April 25, 2008

Disappointing Interview


After watching the Bill Moyers interview with the Reverend Jeremiah Wright tonight on PBS, I was reminded what a real gentleman Bill Moyers is. He is gracious to a fault in person and on the air.

Reverend Wright, you’ll remember, is the black minister whose “damning” of America from the pulpit several weeks ago caught media attention, particularly because Wright is the pastor of Senator Barak Obama’s home church in Chicago.

The hour-long interview on Bill Moyers Journal demonstrated what we all should have known anyway, that Reverend Wright – like all of us – is more complex than can be reflected in a 30-second sound bite.

Nonetheless, I was sorely disappointed tonight by the lack of incisive questioning from Bill Moyers. Not so much over Wright’s “damning” of America statement, but his vitriolic statements about an unfeeling America that has killed innocent people in Hiroshima, Nagasaki, in Iraq and in Afghanistan.

That innocents died – on both sides in these wars – is undeniable. That our troops, our government, and our nation did so as a matter of policy and with no feeling is blatantly untrue. Why did Bill Moyers not challenge Reverend Wright on this point?

Reverend Wright’s snipped comment about God “damning” America made national news, and Senator Obama promptly distanced himself from his old pastor. How, Moyers asked, did Reverend Wright feel about that?

In fresh candor, Reverend Wright acknowledged that Senator Obama is “a politician” and must say to his audience what is necessary; and as a pastor, he (Reverend Wright) must say to his audience what is necessary. Wright speaks at the National Press Club next week. I think I smell a book in the writing.

How unfortunate that Bill Moyers did not do what HIS audience expected: ask insightful questions and challenge the guest. Instead, it was kind of a “good ol’ pastors discussion down at the seminary.” Giving Reverend Wright 60 minutes to paint his own portrait on C-SPAN would have been equally revealing.

Bill Moyers has done some great interviews. This was not one of them.

2 comments:

seaturtle said...

I, too, was most disappointed by the Wright interview. Mr. Moyers, who can be tough enough when criticizing Bush, (and not w.o. some good reasons) absolutely molly-coddled Rev. Wright. Indeed, he almost seemed in awe of him.

First of all, what we were shown on the show of Wright's sermons were hardly 10 second sound-bites. Each was a few minutes long. Wright absolutely and vitriolically shouted "God damn America". In the interview, he tried to explain it away by saying that governments should not be equated with God, and followed blindly. Well, Wright did not damn any one administration; he damned AMERICA! He goes back to slavery and the Indians, and says that such things do not appear in textbooks. Just how long ago did Wright go to school? Yet, when Moyers momentarily showed a bit of backbone and called Wright's friend, Lewis Farrakhan's anti-Semitism "inexcusable", he let Wright say unchallenged , and completely inaccurately, that that was 20 years ago, and that Farrakhan had gotten people off drugs. What does one thing have to do with the other? Hitler built the Audubon and loved Art.

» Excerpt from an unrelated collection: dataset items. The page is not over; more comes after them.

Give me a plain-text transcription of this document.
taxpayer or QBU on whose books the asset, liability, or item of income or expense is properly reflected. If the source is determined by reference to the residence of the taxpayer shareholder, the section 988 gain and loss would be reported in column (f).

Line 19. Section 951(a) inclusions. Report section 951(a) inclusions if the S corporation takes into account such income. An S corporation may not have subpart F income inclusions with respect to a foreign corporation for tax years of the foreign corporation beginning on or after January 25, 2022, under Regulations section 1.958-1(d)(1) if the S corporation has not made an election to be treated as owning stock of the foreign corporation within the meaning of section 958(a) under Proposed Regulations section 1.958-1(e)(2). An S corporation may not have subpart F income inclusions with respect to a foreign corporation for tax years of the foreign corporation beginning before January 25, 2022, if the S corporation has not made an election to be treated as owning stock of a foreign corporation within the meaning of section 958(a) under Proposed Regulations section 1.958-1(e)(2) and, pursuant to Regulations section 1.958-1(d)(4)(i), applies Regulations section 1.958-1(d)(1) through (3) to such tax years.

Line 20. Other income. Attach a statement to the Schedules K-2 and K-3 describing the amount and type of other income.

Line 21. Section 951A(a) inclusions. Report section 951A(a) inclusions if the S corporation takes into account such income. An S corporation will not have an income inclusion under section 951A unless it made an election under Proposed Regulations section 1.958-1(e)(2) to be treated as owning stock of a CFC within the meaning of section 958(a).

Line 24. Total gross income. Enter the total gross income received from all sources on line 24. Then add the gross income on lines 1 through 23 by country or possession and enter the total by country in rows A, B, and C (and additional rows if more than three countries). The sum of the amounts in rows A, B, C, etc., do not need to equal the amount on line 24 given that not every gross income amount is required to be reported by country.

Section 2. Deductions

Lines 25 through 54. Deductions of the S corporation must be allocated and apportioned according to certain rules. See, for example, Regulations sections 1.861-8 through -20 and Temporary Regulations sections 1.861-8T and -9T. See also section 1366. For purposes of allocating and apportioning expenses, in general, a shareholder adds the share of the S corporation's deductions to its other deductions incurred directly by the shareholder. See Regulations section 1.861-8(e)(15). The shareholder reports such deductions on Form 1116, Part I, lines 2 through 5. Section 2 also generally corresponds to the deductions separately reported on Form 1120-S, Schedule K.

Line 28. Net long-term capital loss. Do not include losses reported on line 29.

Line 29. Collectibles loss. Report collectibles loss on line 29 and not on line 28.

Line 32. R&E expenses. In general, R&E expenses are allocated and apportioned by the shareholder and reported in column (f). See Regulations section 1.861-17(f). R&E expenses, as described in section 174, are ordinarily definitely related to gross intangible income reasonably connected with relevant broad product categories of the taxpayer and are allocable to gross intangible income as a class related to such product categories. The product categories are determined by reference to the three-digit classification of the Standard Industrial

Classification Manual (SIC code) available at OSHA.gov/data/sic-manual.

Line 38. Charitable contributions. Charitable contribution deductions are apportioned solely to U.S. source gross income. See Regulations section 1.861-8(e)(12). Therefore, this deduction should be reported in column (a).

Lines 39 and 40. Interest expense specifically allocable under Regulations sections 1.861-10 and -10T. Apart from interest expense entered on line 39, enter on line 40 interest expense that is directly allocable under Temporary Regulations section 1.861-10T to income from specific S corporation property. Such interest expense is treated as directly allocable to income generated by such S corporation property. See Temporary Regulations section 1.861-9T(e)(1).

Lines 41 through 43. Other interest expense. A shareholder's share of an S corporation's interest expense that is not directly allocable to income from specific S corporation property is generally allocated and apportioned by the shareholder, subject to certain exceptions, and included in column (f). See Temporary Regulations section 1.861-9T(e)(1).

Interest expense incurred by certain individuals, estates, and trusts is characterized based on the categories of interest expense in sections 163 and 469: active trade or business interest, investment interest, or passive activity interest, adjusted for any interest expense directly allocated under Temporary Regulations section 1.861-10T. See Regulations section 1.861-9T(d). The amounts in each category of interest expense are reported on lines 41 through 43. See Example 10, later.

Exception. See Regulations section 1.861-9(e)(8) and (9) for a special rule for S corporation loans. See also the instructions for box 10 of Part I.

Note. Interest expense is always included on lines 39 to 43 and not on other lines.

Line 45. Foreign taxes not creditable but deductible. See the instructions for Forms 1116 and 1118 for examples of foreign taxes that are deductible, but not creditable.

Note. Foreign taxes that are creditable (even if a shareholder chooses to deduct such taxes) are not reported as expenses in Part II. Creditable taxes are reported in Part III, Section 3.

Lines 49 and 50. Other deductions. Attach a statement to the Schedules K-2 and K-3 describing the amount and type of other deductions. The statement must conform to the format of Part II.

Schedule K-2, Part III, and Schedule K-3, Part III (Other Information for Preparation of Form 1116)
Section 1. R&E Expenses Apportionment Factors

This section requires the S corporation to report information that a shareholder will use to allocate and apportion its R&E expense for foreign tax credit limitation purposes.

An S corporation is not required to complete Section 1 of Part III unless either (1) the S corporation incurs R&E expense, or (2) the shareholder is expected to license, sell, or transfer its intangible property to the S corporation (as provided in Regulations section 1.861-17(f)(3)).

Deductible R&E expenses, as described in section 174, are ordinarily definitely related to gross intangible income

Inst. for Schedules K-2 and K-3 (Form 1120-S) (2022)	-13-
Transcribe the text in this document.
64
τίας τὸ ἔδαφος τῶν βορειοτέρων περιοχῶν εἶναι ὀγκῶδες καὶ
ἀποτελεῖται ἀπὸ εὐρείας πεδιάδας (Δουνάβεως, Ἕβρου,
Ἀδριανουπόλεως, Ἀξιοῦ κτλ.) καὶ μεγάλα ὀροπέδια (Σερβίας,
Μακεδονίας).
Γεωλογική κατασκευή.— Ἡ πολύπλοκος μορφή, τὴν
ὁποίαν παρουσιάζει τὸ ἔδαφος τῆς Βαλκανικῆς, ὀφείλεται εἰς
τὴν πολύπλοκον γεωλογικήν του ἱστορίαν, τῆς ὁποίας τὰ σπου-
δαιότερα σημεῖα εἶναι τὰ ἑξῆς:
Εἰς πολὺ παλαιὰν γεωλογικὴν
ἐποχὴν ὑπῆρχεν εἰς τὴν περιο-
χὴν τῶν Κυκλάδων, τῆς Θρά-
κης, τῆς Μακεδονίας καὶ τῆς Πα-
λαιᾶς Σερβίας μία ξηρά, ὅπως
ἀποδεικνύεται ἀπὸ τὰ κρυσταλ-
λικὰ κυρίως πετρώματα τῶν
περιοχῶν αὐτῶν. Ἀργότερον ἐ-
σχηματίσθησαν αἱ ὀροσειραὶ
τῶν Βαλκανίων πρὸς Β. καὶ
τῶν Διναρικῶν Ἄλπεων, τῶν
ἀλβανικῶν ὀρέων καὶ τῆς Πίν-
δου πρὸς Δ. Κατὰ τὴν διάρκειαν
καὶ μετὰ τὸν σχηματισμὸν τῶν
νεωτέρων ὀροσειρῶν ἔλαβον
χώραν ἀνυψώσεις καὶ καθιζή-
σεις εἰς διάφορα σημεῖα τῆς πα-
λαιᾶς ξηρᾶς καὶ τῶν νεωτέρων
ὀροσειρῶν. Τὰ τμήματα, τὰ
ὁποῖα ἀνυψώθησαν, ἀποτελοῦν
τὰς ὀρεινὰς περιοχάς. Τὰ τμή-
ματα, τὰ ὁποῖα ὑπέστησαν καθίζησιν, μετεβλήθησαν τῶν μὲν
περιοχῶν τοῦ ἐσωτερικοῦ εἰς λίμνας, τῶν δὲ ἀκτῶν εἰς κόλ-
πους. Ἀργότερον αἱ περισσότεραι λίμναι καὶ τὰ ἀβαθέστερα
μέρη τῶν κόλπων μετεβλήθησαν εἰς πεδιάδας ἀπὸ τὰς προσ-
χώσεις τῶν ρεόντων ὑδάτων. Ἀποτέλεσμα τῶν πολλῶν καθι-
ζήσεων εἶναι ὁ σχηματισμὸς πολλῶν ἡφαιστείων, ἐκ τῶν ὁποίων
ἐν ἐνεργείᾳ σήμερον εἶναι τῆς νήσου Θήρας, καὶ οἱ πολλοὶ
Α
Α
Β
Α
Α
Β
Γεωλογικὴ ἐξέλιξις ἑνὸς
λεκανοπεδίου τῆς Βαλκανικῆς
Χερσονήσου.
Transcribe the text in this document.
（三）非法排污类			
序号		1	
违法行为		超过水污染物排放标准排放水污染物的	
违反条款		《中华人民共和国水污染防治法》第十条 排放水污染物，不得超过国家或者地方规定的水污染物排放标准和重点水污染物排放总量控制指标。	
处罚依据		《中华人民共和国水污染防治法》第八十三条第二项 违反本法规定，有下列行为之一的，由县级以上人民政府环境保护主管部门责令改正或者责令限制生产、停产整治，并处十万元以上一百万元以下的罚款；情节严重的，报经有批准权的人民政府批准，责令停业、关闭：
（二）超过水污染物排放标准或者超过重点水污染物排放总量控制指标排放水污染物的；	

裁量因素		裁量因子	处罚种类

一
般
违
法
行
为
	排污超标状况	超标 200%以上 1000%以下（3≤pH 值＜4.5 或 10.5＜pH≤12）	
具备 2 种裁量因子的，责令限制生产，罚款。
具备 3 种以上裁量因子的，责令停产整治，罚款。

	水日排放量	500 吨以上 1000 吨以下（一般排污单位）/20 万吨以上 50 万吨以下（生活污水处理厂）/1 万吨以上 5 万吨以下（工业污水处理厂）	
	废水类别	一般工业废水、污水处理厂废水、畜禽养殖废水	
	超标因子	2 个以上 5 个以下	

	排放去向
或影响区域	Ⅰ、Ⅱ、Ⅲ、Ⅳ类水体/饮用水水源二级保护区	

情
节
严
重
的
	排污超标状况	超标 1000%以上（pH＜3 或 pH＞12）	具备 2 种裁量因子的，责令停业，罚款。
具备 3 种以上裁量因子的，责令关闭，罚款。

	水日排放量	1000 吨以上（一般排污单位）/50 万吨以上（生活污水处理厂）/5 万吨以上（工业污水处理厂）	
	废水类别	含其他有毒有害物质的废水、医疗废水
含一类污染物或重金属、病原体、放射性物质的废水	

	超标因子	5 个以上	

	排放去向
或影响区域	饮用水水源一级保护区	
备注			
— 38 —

Wright called 9/11 "chickens coming home to roost". I suggest he put out some chicken feed for the legitimate critical roosting due him

Anonymous said...

My point was that the Moyers interview was long enough to show the multi-dimensional personality of Reverend Wright, which couldn't be revealed in shorter video clips (as done by the media elsewhere).

But even the longer clips reflected radical and wrong-headed views by Reverend Wright -- even beyond his damning of America.

I, too, thought the "coming home to roost" analogy was over the top and should have been challenged by Moyers.

I am a Moyers fan, but I was disappointed in the softball questions delivered to Reverend Wright. I thought that when Moyers gave his disclaimer about his similar church experience with Reverend Wright, that we might benefit from some incisive and forthright questioning. I was wrong.